The US dollar index (DXY) is little changed. EUR initially rose from 1.2275 to 1.2373 but sagged in NY to 1.2325. USD/JPY continued to consolidate between 78.16 and 78.37. AUD followed the equities slump from 1.0574 to 1.0497 and settled in NY to 1.0520. NZD fell from 0.8128 to 0.8077 before settling to 0.8090. AUD/NZD was directionless between 1.2995 and 1.3015.

Economic wrap

Greek GDP contracts at -6.2% yr annual pace in Q2. While still painting a devastatingly weak picture, the pace of meltdown of the Greek economy was not quite as steep as the few economists who try to forecast the data expected; Q2 saw the economy shrink at the second slowest annual pace in nearly two years. But with the Statistics office short staffed and no longer publishing seasonally adjusted data, the precise numbers are not the issue, it's that the economy has not posted material economic growth since 2007. Austerity fiscal measures and the uncertainties about euro membership, the ongoing bailout, the banks and politics show no real sign of diminished crushing pressure on the economy and the Greek people.

Wednesday, August 8, 2012

Forex Exchange Morning Report (09/08/2012)

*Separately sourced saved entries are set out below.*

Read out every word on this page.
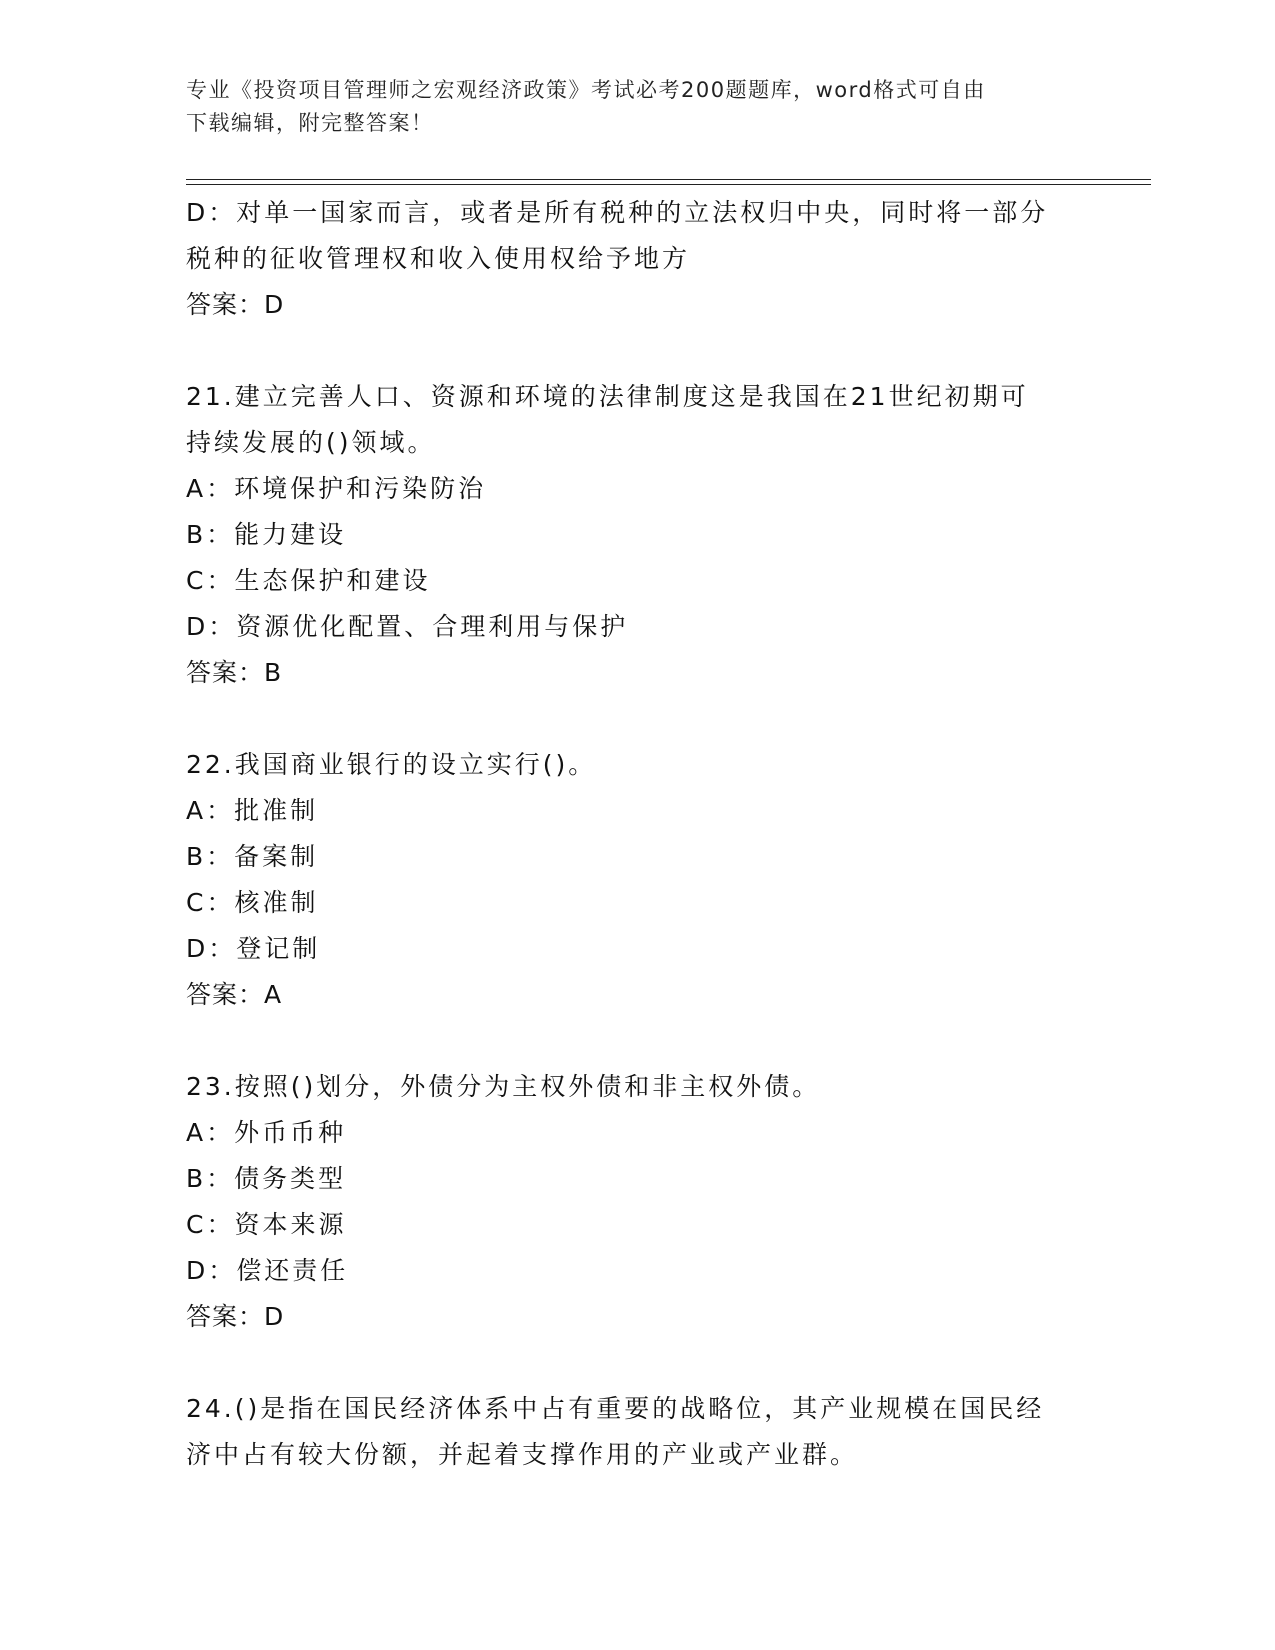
专业《投资项目管理师之宏观经济政策》考试必考200题题库，word格式可自由
下载编辑，附完整答案！
D：对单一国家而言，或者是所有税种的立法权归中央，同时将一部分
税种的征收管理权和收入使用权给予地方
答案：D
21.建立完善人口、资源和环境的法律制度这是我国在21世纪初期可
持续发展的()领域。
A：环境保护和污染防治
B：能力建设
C：生态保护和建设
D：资源优化配置、合理利用与保护
答案：B
22.我国商业银行的设立实行()。
A：批准制
B：备案制
C：核准制
D：登记制
答案：A
23.按照()划分，外债分为主权外债和非主权外债。
A：外币币种
B：债务类型
C：资本来源
D：偿还责任
答案：D
24.()是指在国民经济体系中占有重要的战略位，其产业规模在国民经
济中占有较大份额，并起着支撑作用的产业或产业群。
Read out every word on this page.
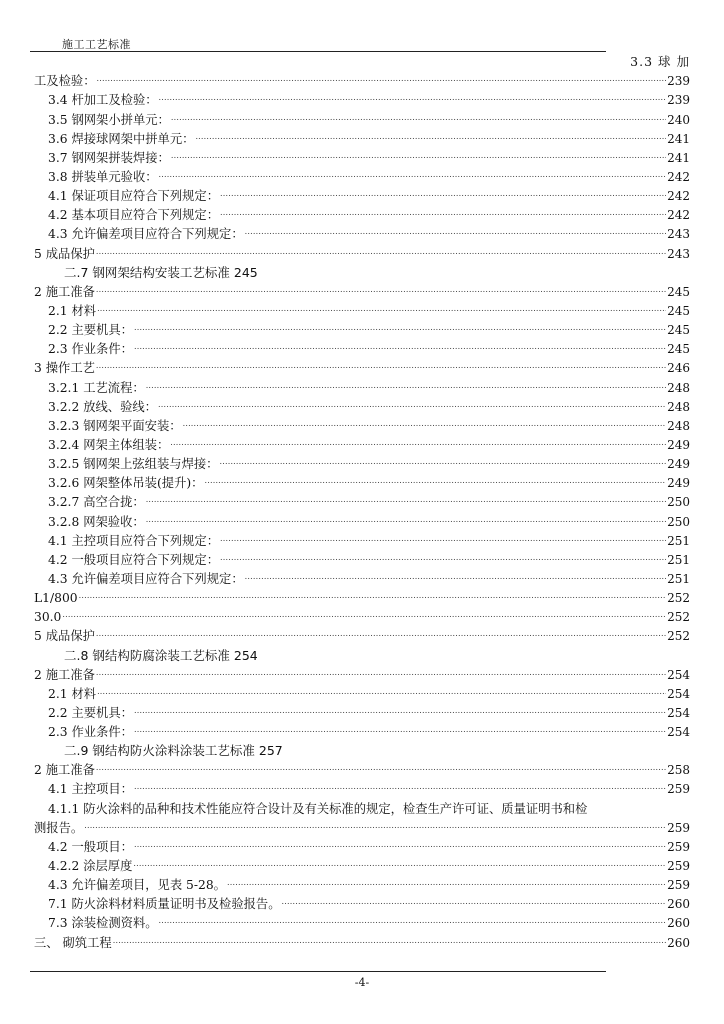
施工工艺标准
3.3 球 加
工及检验： .....	239
3.4 杆加工及检验： .....	239
3.5 钢网架小拼单元： .....	240
3.6 焊接球网架中拼单元： .....	241
3.7 钢网架拼装焊接： .....	241
3.8 拼装单元验收： .....	242
4.1 保证项目应符合下列规定： .....	242
4.2 基本项目应符合下列规定： .....	242
4.3 允许偏差项目应符合下列规定： .....	243
5 成品保护 .....	243
二.7 钢网架结构安装工艺标准 245
2 施工准备 .....	245
2.1 材料 .....	245
2.2 主要机具： .....	245
2.3 作业条件： .....	245
3 操作工艺 .....	246
3.2.1 工艺流程： .....	248
3.2.2 放线、验线： .....	248
3.2.3 钢网架平面安装： .....	248
3.2.4 网架主体组装： .....	249
3.2.5 钢网架上弦组装与焊接： .....	249
3.2.6 网架整体吊装(提升)： .....	249
3.2.7 高空合拢： .....	250
3.2.8 网架验收： .....	250
4.1 主控项目应符合下列规定： .....	251
4.2 一般项目应符合下列规定： .....	251
4.3 允许偏差项目应符合下列规定： .....	251
L1/800 .....	252
30.0 .....	252
5 成品保护 .....	252
二.8 钢结构防腐涂装工艺标准 254
2 施工准备 .....	254
2.1 材料 .....	254
2.2 主要机具： .....	254
2.3 作业条件： .....	254
二.9 钢结构防火涂料涂装工艺标准 257
2 施工准备 .....	258
4.1 主控项目： .....	259
4.1.1 防火涂料的品种和技术性能应符合设计及有关标准的规定，检查生产许可证、质量证明书和检
测报告。 .....	259
4.2 一般项目： .....	259
4.2.2 涂层厚度 .....	259
4.3 允许偏差项目，见表 5-28。 .....	259
7.1 防火涂料材料质量证明书及检验报告。 .....	260
7.3 涂装检测资料。 .....	260
三、 砌筑工程 .....	260
-4-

Markets are little changed. Some soggy production data from Germany and downgraded BOE growth forecasts weighed on markets during the London morning but stronger US data (productivity, labour costs) helped the recovery. Also helping may have been a MNI story alleging the ECB is aiming to intervene in the bond markets after the German court ruling on the ESM (12 Sep) and is lobbying for an ESM banking license. European equities closed down 0.3% and the S&P500 is currently unchanged. Commodities were similarly contained, the CRB index up 0.2%, oil unchanged, copper -0.8% and gold +0.1%. US 10yr treasury yields are 2bp higher at 1.65%. The 10yr auction fared poorly, the awarded yield 2.5bp above market yield and the 2.5 bid-cover ratio the lowest since August 2009.
The US dollar index (DXY) ranged sideways overnight. EUR fell from 1.2392 to 1.2327 during the London morning but recovered to 1.2376 in NY. USD/JPY bounced from 78.24 to 78.52. AUD ground higher from 1.0535 to 1.0582 before slipping to 1.0560. NZD similarly firmed from 0.8121 to 0.8164. AUD/NZD slipped from yesterday's 1.2985 minor peak to 1.2950

Economic wrap

US productivity growth was 1.6% in Q2 compared to -0.5% in Q1. Although growth slowed, hours worked slowed even faster implying greater productivity and also pulling unit labour costs down from 5.6% to 1.7% annualised growth.
Fedspeak: adequate stimulus in place, according to Dallas Fed's Fisher, contrasting to his Colleague Rosengren yesterday, who wanted more.
German industrial production fell 0.9% in June, reversing part of May's 1.7% bounce, to be down 0.3% yr, the same annual pace of contraction as in May. Meanwhile, German exports fell 1.5% in June, reversing some of their 4.2% May bounce.
Bank of England inflation report. Inflation is 'a little more likely to be below' the 2% target in late 2013 and 2014 but risks are balanced by the end of the forecast period in 2015, although that view is based on market pricing of a further rate cut and the asset purchase program being held at £375bn, so it implies some further easing could yet be justified. The Governor's notes on the economy make gloomy reading. 'The economy will continue to face headwinds over the forecast period, from the fiscal consolidation and tight credit conditions at home, as well as from the difficulties in the euro area and a broader slowing in the world economy. The recession in the euro area is damaging demand for our exports; a black cloud of uncertainty is hanging over investment; and the weakening euro is a further obstacle to the adjustment we need to make in our net trade position. Our efforts to bring about a rebalancing of the UK economy will require patience.'

Tuesday, August 7, 2012

Forex Exchange Morning Report (08/08/2012)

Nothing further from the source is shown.